FA send quarter of bosses to face MPs over handling of Mark Sampson case

Mark Sampson the manager of England looks on during the FIFA Women's World Cup Qualifier between England and Russia at Prenton Park on September 19, 2017 in Birkenhead, England. (Photo by Alex Livesey/Getty Images)
Mark Sampson the manager of England looks on during the FIFA Women's World Cup Qualifier between England and Russia at Prenton Park on September 19, 2017 in Birkenhead, England. (Photo by Alex Livesey/Getty Images)

Matt Slater

The Football Association has confirmed it is sending a quartet of bosses to face questions from a panel of MPs on its handling of the various crises surrounding former England Women's manager Mark Sampson.

Chairman Greg Clarke, chief executive Martin Glenn, technical director Dan Ashworth and human resources director Rachel Brace will all appear before the Digital, Culture, Media and Sport (DCMS) committee on October 18.

There they will be joined by England and Chelsea striker Eni Aluko, who accepted the panel's invitation earlier this month to discuss the claims of bullying and racism she has made against Sampson.

He was sacked as England boss last week, but not for Aluko's allegations, which are still being investigated by the FA, although he has already twice been cleared of wrongdoing in that case.

The 34-year-old was fired because of "inappropriate and unacceptable behaviour" in his previous job at Bristol Academy.

That behaviour, understood to be a relationship with an 18-year-old player, was the subject of a year-long FA safeguarding investigation which concluded in 2015.

Sampson was cleared in terms of working with children, but sent on a personal education and mentoring course to address the issues raised during the investigation.

The FA has claimed that nobody outside of the safeguarding team, including Glenn and Sampson's line manager Ashworth, was aware of the full details of the case until it was brought to the chief executive's attention a fortnight ago.

After Sampson's abrupt exit, DCMS committee chairman Damian Collins said: "The Football Association must explain why it took so long to look into issues raised about the coach's past.

"Why was he appointed in the first place?
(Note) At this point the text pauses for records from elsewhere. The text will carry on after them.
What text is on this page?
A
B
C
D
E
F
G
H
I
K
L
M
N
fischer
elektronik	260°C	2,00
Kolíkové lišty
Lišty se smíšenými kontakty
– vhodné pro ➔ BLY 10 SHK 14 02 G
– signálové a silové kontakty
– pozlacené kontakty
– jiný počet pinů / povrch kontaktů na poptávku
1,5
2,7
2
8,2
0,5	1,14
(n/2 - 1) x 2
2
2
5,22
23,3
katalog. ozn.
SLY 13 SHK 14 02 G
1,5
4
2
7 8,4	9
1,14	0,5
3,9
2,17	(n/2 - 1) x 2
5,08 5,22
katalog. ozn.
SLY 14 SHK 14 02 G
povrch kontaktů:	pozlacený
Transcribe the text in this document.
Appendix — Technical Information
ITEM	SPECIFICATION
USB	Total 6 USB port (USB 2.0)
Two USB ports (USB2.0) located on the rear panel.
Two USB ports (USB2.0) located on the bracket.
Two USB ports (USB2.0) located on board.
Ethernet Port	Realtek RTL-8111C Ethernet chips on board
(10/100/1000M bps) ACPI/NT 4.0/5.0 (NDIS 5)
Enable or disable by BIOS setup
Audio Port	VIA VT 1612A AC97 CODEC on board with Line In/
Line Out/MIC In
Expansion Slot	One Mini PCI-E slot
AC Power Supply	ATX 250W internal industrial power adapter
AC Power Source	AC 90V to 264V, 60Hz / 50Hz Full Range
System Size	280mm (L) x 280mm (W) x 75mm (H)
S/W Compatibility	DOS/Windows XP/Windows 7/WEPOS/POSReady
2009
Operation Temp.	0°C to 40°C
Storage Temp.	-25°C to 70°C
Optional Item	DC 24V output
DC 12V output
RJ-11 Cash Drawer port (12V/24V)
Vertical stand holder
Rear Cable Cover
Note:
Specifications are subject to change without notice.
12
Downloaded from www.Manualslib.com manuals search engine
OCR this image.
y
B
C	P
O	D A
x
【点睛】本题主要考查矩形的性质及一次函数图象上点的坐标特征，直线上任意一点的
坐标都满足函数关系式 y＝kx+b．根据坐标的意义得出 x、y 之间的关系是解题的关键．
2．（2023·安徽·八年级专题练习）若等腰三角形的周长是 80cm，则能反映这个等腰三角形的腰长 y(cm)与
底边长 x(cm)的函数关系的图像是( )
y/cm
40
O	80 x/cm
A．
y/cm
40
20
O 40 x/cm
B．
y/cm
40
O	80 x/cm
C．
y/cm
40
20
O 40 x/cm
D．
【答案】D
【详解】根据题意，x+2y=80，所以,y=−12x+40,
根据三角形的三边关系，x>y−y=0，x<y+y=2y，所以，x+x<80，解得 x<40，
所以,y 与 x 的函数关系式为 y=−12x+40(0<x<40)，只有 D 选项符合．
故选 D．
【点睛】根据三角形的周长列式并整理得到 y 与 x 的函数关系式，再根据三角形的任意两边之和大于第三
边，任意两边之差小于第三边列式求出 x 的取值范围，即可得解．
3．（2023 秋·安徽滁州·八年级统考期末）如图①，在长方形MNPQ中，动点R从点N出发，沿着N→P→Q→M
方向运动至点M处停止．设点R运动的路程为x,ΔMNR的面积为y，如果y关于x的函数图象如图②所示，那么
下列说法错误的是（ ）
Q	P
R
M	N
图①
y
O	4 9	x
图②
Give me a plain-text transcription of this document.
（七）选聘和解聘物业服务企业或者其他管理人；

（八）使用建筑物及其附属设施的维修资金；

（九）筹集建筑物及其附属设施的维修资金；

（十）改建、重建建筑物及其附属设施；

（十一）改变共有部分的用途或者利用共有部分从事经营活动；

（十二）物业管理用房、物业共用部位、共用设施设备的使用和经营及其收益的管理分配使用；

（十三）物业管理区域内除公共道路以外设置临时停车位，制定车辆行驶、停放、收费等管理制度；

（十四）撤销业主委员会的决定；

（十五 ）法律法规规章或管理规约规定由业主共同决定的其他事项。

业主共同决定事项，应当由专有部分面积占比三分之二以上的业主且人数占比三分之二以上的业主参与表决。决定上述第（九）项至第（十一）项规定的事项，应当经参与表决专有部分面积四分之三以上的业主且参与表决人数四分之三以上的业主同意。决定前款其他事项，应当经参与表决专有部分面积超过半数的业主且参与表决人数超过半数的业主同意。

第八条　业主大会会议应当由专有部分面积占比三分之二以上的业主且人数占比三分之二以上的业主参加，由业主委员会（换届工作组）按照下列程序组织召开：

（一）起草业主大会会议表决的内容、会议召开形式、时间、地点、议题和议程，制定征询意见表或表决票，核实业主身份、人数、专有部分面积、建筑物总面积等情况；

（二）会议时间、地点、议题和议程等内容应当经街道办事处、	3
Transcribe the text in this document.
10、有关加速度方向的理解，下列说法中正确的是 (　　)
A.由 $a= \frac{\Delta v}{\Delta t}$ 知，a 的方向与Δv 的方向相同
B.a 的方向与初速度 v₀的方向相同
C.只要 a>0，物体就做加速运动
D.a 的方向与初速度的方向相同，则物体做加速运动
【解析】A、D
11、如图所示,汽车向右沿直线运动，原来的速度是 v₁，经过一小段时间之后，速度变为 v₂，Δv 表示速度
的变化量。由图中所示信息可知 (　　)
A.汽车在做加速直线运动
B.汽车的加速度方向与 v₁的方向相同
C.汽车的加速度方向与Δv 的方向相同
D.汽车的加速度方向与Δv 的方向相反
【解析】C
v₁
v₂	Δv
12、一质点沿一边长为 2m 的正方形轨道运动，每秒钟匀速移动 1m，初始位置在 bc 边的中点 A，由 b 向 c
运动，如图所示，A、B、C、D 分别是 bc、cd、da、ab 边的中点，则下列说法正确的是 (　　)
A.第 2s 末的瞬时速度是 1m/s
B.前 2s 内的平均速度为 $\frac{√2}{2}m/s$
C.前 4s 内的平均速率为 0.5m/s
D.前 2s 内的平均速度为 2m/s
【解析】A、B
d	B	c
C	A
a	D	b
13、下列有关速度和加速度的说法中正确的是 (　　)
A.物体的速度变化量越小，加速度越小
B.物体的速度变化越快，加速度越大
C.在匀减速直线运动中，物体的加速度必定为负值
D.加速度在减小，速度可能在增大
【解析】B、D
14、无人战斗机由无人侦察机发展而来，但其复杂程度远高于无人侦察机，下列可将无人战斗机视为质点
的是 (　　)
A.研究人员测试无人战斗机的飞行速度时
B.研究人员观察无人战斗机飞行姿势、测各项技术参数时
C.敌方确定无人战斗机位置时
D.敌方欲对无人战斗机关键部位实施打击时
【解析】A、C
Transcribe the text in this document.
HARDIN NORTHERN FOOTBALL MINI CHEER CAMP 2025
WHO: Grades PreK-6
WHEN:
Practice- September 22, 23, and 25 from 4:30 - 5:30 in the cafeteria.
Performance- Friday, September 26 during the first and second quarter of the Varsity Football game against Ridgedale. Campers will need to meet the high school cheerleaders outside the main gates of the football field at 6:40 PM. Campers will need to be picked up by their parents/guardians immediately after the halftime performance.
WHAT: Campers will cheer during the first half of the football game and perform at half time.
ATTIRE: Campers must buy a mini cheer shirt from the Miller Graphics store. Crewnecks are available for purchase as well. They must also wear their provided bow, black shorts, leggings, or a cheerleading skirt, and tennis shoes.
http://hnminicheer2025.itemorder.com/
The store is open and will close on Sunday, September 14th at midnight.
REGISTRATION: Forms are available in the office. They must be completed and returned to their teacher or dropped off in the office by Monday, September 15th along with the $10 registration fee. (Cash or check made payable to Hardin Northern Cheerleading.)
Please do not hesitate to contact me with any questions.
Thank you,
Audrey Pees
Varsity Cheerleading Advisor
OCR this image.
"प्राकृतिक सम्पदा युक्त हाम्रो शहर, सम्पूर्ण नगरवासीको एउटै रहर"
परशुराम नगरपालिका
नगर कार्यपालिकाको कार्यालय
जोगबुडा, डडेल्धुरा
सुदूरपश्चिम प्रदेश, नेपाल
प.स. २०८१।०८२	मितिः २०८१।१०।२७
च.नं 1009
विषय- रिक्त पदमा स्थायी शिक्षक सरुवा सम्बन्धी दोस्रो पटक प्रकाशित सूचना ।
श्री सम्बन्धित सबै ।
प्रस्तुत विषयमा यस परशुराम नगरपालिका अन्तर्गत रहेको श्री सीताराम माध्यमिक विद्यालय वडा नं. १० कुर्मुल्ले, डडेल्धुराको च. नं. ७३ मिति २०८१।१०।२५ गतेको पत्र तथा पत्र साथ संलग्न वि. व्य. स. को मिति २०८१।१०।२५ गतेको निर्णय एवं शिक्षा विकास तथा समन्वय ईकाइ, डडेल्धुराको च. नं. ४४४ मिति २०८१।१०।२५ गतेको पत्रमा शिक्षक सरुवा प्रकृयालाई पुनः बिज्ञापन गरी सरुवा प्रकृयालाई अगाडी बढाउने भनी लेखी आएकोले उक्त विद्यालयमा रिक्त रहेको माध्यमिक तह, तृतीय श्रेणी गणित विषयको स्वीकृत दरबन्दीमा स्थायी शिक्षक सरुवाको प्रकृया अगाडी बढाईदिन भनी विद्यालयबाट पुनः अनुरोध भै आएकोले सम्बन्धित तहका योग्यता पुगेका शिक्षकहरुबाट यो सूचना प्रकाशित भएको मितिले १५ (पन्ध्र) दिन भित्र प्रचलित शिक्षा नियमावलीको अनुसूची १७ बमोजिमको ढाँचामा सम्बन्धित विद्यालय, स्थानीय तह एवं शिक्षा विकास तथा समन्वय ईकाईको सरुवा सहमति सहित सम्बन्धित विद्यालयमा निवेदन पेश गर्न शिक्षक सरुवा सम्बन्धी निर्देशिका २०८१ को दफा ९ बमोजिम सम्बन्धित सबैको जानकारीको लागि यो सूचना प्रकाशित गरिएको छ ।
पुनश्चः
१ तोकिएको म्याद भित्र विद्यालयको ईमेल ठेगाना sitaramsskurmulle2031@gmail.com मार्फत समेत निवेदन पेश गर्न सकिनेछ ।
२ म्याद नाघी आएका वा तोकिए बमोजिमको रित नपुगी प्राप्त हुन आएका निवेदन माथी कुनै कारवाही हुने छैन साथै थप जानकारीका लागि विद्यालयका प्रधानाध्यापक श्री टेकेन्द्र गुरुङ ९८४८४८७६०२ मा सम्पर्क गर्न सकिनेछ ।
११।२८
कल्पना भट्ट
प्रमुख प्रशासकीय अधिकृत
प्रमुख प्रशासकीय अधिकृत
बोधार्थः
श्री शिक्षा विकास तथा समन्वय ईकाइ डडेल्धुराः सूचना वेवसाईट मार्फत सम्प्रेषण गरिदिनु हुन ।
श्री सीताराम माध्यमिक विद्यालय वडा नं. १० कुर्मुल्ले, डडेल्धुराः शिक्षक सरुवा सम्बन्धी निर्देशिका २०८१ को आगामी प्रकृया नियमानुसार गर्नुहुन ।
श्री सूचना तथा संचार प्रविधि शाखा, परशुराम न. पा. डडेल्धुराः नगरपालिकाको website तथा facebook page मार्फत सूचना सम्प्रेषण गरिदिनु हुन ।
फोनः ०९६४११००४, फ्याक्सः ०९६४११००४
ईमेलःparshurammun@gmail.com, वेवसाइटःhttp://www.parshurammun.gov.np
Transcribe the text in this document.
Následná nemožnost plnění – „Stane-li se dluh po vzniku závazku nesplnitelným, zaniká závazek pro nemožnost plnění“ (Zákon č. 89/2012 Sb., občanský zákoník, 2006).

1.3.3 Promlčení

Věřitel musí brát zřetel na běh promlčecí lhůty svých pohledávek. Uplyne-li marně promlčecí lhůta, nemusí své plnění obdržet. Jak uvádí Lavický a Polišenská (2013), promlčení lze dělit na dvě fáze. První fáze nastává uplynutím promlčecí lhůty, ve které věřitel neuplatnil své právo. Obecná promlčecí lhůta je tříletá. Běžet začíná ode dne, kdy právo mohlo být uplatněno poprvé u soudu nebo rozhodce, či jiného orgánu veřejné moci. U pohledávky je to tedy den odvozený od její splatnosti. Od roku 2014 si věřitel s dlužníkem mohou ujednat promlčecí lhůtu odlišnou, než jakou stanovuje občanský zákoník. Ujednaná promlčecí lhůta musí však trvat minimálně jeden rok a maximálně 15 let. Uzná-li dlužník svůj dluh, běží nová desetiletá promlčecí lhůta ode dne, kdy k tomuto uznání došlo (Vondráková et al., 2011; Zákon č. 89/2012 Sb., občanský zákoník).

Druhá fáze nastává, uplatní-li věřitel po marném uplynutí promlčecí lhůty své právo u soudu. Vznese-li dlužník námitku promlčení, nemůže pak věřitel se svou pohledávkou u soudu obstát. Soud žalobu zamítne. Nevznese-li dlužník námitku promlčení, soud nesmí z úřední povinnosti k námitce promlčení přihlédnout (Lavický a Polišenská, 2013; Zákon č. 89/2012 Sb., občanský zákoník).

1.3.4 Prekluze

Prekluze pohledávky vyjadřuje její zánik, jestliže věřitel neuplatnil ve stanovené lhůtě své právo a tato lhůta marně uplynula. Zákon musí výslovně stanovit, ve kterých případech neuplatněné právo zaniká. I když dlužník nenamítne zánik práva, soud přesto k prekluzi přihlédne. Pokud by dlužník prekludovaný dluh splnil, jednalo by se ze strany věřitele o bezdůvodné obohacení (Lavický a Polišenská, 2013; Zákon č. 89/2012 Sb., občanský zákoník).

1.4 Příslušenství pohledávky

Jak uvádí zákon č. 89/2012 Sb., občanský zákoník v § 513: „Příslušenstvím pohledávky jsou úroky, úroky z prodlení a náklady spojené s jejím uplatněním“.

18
Why didn't senior officials refer back to this information when a player stepped forward with serious allegations? Players have a reasonable right to expect their concerns will be taken seriously.

"The committee will ask why senior leadership at the FA failed to act without prompting from external organisations. This raises serious questions about their capacity to run internal investigations."

In its short statement to confirm who it is sending to the committee's evidence-gathering session, the FA said: "It is hoped this oral evidence will further inform the committee's important work on sports governance and how to support whistle-blowing in elite team sports."

The hearing will take place in Westminster at 2.30pm and will be broadcast online on parliamentlive.tv.